Welcome, this is Terry Ewell. Weissenborn gave the key of C# major for this study in his original collection of 60 studies. Perhaps the key signature was changed because there is no other study in Db major in the present collection of 50.
There are three aspects of study #40 I want you to notice. We have dealt with all of these aspects in prior studies, so this will reinforce what you have already learned.
The transitions from divisions of three to four in the first line are made all the more difficult with the eighth note on the down beat. I suggest you practice this with a metronome in these ways. First tongue on a monotone the divisions of threes and fours.
Then tongue the rhythm as printed on a single tone. Now practice the passage as printed.
Slurred notes often sound louder than tongued notes. If anything, you need to give more air to the tongued notes.
Don’t play like this:
(Example with accented slurred notes—2 measures
Instead keep the dynamic even.)
Instead keep the dynamic even.
(Example no accents –2 measures)
In line 6, measure 2 the notes are difficult to perform. Put to use rhythms and sprints here. If you need to review these principles please look at the earlier videos in this series.
The breath indicated in the study by Weissenborn is rare! He gives only two breath marks in all of the studies and this is the first one. It indicates not only a place to breathe but also the start of new musical material.
…there are a whole set of inner problems that we also face and which directly affect our outer performance…As we turn to examine the inner world, with its teeming doubts and hopes and expectations, we need to know just what is going on inside us.
Barry Green, The Inner Game of Music (New York: Doubleday, 1986), pp. 11-12.

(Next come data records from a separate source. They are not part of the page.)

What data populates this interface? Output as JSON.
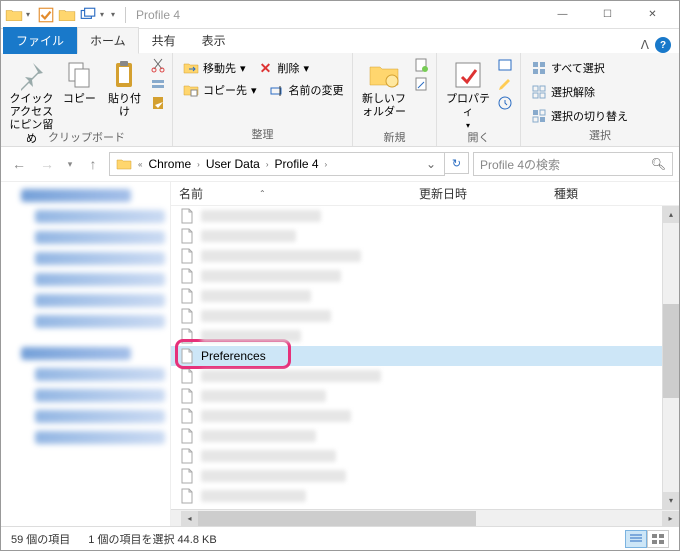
{
  "window": {
    "title": "Profile 4"
  },
  "tabs": {
    "file": "ファイル",
    "home": "ホーム",
    "share": "共有",
    "view": "表示"
  },
  "ribbon": {
    "clipboard": {
      "label": "クリップボード",
      "pin": "クイック アクセスにピン留め",
      "copy": "コピー",
      "paste": "貼り付け"
    },
    "organize": {
      "label": "整理",
      "moveTo": "移動先",
      "copyTo": "コピー先",
      "delete": "削除",
      "rename": "名前の変更"
    },
    "new": {
      "label": "新規",
      "newFolder": "新しいフォルダー"
    },
    "open": {
      "label": "開く",
      "properties": "プロパティ"
    },
    "select": {
      "label": "選択",
      "selectAll": "すべて選択",
      "selectNone": "選択解除",
      "invert": "選択の切り替え"
    }
  },
  "breadcrumb": [
    "Chrome",
    "User Data",
    "Profile 4"
  ],
  "search": {
    "placeholder": "Profile 4の検索"
  },
  "columns": {
    "name": "名前",
    "date": "更新日時",
    "type": "種類"
  },
  "files": {
    "highlighted": "Preferences"
  },
  "statusbar": {
    "items": "59 個の項目",
    "selected": "1 個の項目を選択 44.8 KB"
  }
}
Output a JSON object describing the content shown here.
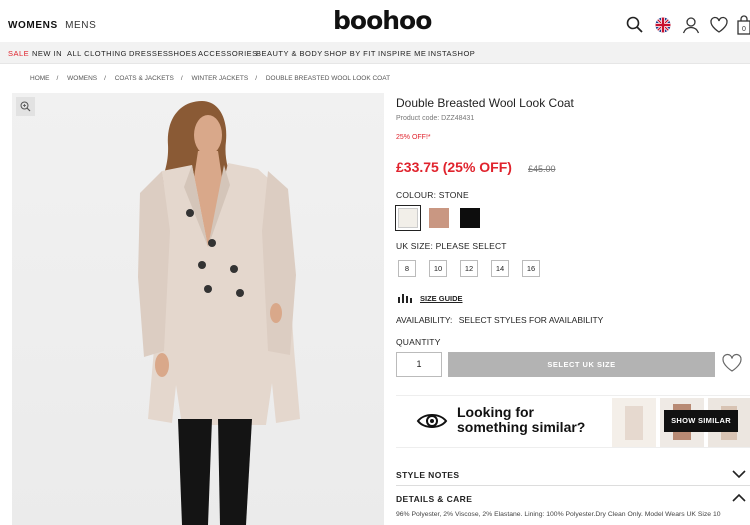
{
  "header": {
    "gender_tabs": [
      "WOMENS",
      "MENS"
    ],
    "logo": "boohoo",
    "icons": [
      "search-icon",
      "uk-flag-icon",
      "account-icon",
      "wishlist-icon",
      "bag-icon"
    ],
    "bag_count": "0"
  },
  "nav": {
    "items": [
      "SALE",
      "NEW IN",
      "ALL CLOTHING",
      "DRESSES",
      "SHOES",
      "ACCESSORIES",
      "BEAUTY & BODY",
      "SHOP BY FIT",
      "INSPIRE ME",
      "INSTASHOP"
    ]
  },
  "breadcrumb": [
    "HOME",
    "WOMENS",
    "COATS & JACKETS",
    "WINTER JACKETS",
    "DOUBLE BREASTED WOOL LOOK COAT"
  ],
  "product": {
    "title": "Double Breasted Wool Look Coat",
    "code": "Product code: DZZ48431",
    "discount_note": "25% OFF!*",
    "price": "£33.75 (25% OFF)",
    "was_price": "£45.00",
    "colour_label": "COLOUR:",
    "colour_value": "STONE",
    "swatches": [
      {
        "name": "stone",
        "color": "#f2efe9"
      },
      {
        "name": "camel",
        "color": "#c99782"
      },
      {
        "name": "black",
        "color": "#0d0d0d"
      }
    ],
    "size_label": "UK SIZE:",
    "size_value": "PLEASE SELECT",
    "sizes": [
      "8",
      "10",
      "12",
      "14",
      "16"
    ],
    "size_guide": "SIZE GUIDE",
    "availability_label": "AVAILABILITY:",
    "availability_value": "SELECT STYLES FOR AVAILABILITY",
    "quantity_label": "QUANTITY",
    "quantity_value": "1",
    "add_button": "SELECT UK SIZE"
  },
  "similar": {
    "line1": "Looking for",
    "line2": "something similar?",
    "button": "SHOW SIMILAR"
  },
  "accordion": {
    "style_notes": "STYLE NOTES",
    "details_care": "DETAILS & CARE",
    "details_text": "96% Polyester, 2% Viscose, 2% Elastane. Lining: 100% Polyester.Dry Clean Only. Model Wears UK Size 10"
  },
  "colors": {
    "sale_red": "#e0232d",
    "button_grey": "#b3b3b3",
    "coat": "#e4d7cd"
  }
}
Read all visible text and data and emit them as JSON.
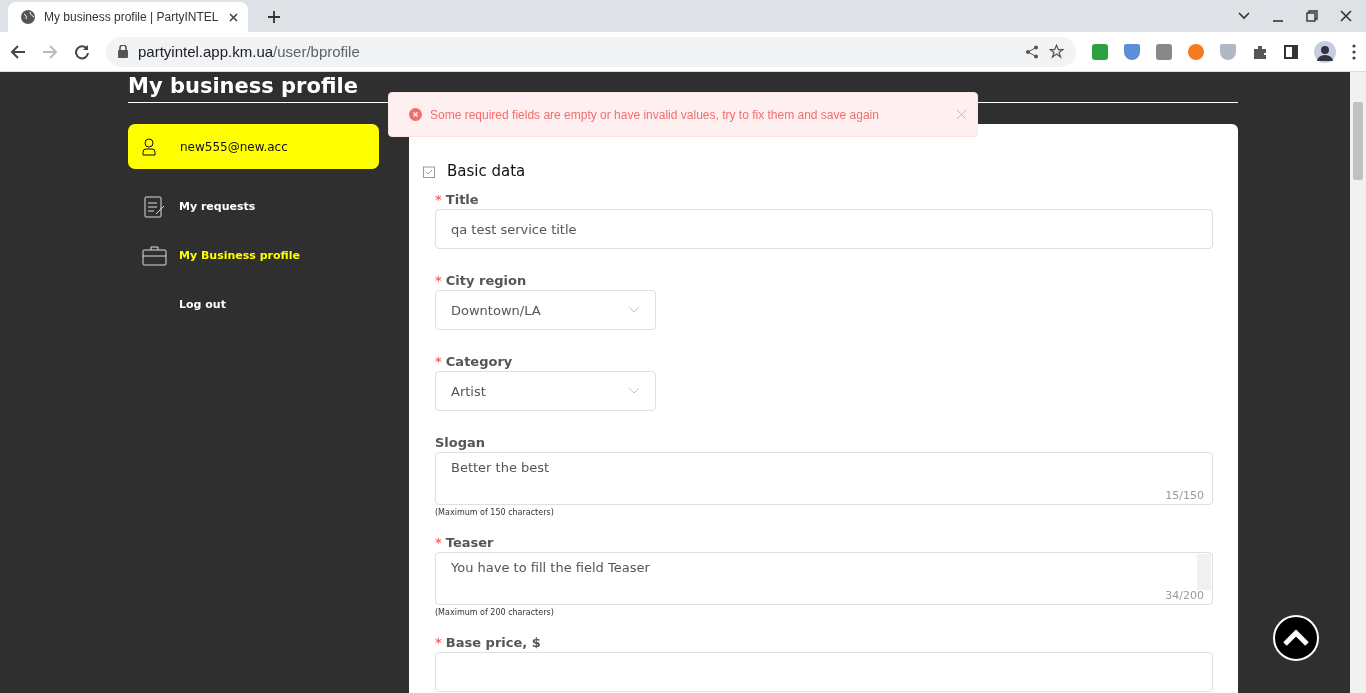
{
  "browser": {
    "tabs": [
      {
        "title": "My business profile | PartyINTEL",
        "selected": true
      }
    ],
    "url": {
      "host": "partyintel.app.km.ua",
      "path": "/user/bprofile"
    }
  },
  "page": {
    "heading": "My business profile"
  },
  "sidebar": {
    "account": "new555@new.acc",
    "items": [
      {
        "label": "My requests",
        "selected": false
      },
      {
        "label": "My Business profile",
        "selected": true
      },
      {
        "label": "Log out",
        "selected": false
      }
    ]
  },
  "toast": {
    "message": "Some required fields are empty or have invalid values, try to fix them and save again"
  },
  "form": {
    "section": "Basic data",
    "required_marker": "*",
    "fields": [
      {
        "kind": "text",
        "label": "Title",
        "required": true,
        "value": "qa test service title"
      },
      {
        "kind": "select",
        "label": "City region",
        "required": true,
        "value": "Downtown/LA"
      },
      {
        "kind": "select",
        "label": "Category",
        "required": true,
        "value": "Artist"
      },
      {
        "kind": "textarea",
        "label": "Slogan",
        "required": false,
        "value": "Better the best",
        "counter": "15/150",
        "hint": "(Maximum of 150 characters)",
        "scrollbar": false
      },
      {
        "kind": "textarea",
        "label": "Teaser",
        "required": true,
        "value": "You have to fill the field Teaser",
        "counter": "34/200",
        "hint": "(Maximum of 200 characters)",
        "scrollbar": true
      },
      {
        "kind": "text",
        "label": "Base price, $",
        "required": true
      }
    ]
  }
}
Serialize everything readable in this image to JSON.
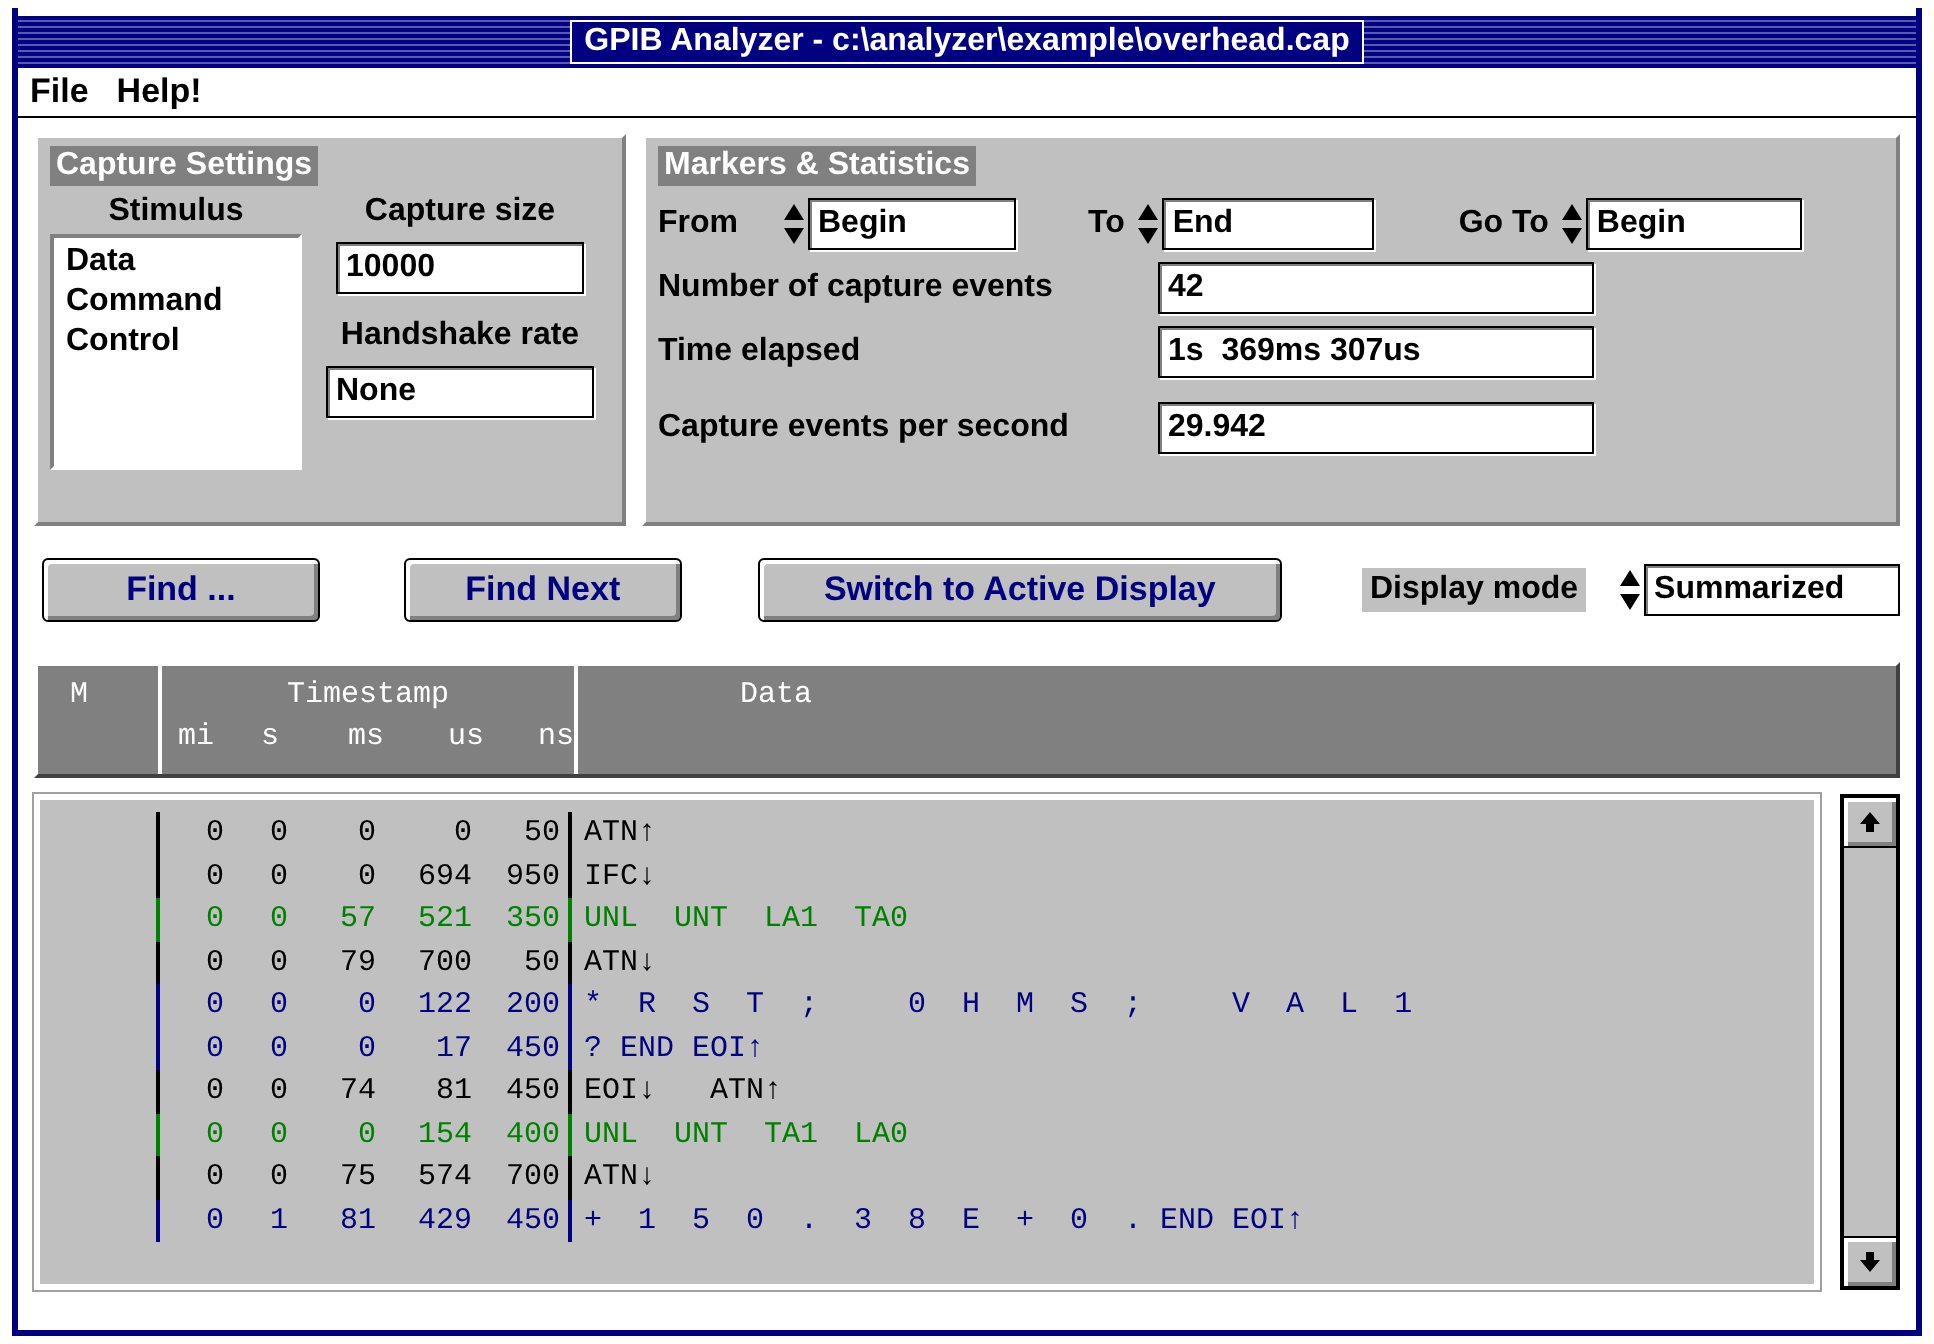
{
  "window": {
    "title": "GPIB Analyzer - c:\\analyzer\\example\\overhead.cap"
  },
  "menu": [
    "File",
    "Help!"
  ],
  "capture_settings": {
    "title": "Capture Settings",
    "stimulus_label": "Stimulus",
    "stimulus_items": [
      "Data",
      "Command",
      "Control"
    ],
    "capture_size_label": "Capture size",
    "capture_size": "10000",
    "handshake_label": "Handshake rate",
    "handshake": "None"
  },
  "markers": {
    "title": "Markers & Statistics",
    "from_label": "From",
    "from": "Begin",
    "to_label": "To",
    "to": "End",
    "goto_label": "Go To",
    "goto": "Begin",
    "stats": [
      {
        "label": "Number of capture events",
        "value": "42"
      },
      {
        "label": "Time elapsed",
        "value": "1s  369ms 307us"
      },
      {
        "label": "Capture events per second",
        "value": "29.942"
      }
    ]
  },
  "buttons": [
    "Find ...",
    "Find Next",
    "Switch to Active Display"
  ],
  "display_mode": {
    "label": "Display mode",
    "value": "Summarized"
  },
  "table": {
    "columns": [
      "M",
      "Timestamp",
      "Data"
    ],
    "subcolumns": [
      "mi",
      "s",
      "ms",
      "us",
      "ns"
    ],
    "rows": [
      {
        "kind": "control",
        "time": [
          "0",
          "0",
          "0",
          "0",
          "50"
        ],
        "data": "ATN↑"
      },
      {
        "kind": "control",
        "time": [
          "0",
          "0",
          "0",
          "694",
          "950"
        ],
        "data": "IFC↓"
      },
      {
        "kind": "address",
        "time": [
          "0",
          "0",
          "57",
          "521",
          "350"
        ],
        "data": "UNL  UNT  LA1  TA0"
      },
      {
        "kind": "control",
        "time": [
          "0",
          "0",
          "79",
          "700",
          "50"
        ],
        "data": "ATN↓"
      },
      {
        "kind": "data",
        "time": [
          "0",
          "0",
          "0",
          "122",
          "200"
        ],
        "data": "*  R  S  T  ;     0  H  M  S  ;     V  A  L  1"
      },
      {
        "kind": "data",
        "time": [
          "0",
          "0",
          "0",
          "17",
          "450"
        ],
        "data": "? END EOI↑"
      },
      {
        "kind": "control",
        "time": [
          "0",
          "0",
          "74",
          "81",
          "450"
        ],
        "data": "EOI↓   ATN↑"
      },
      {
        "kind": "address",
        "time": [
          "0",
          "0",
          "0",
          "154",
          "400"
        ],
        "data": "UNL  UNT  TA1  LA0"
      },
      {
        "kind": "control",
        "time": [
          "0",
          "0",
          "75",
          "574",
          "700"
        ],
        "data": "ATN↓"
      },
      {
        "kind": "data",
        "time": [
          "0",
          "1",
          "81",
          "429",
          "450"
        ],
        "data": "+  1  5  0  .  3  8  E  +  0  . END EOI↑"
      }
    ]
  }
}
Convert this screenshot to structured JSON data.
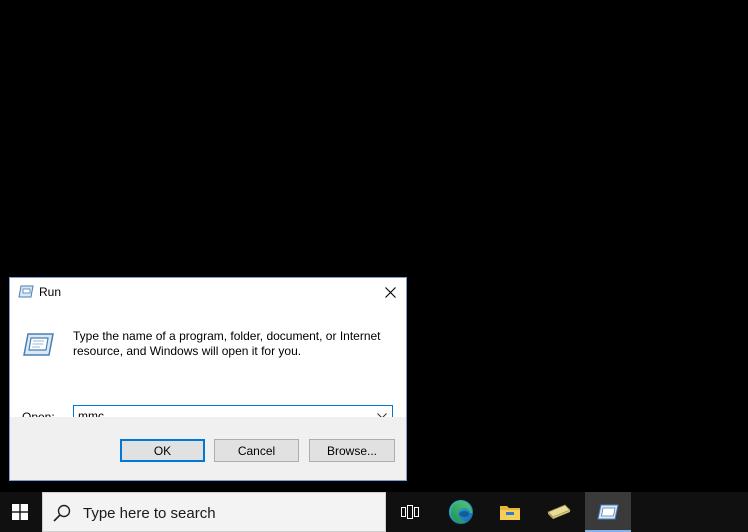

As a musician you are probably figuring out that music is more than just physical sound, it is something internal. Music moves our emotions and stirs our inner life. It is out of this inner life that musicians bring forth their music.
Barry Green with co-author W. Timothy Gallwey both recognize that there is an important connection between the “inner game” and the “outer game.” Timothy Gallwey in his well-known book The Inner Game of Tennis presents this relationship with practical approaches to tennis playing skills.
Turmoil in your inner life will bring forth turmoil in your outer life. Peace in your inner life will bring forth peace in your outer life. Your inner life determines the course for many aspects of your existence.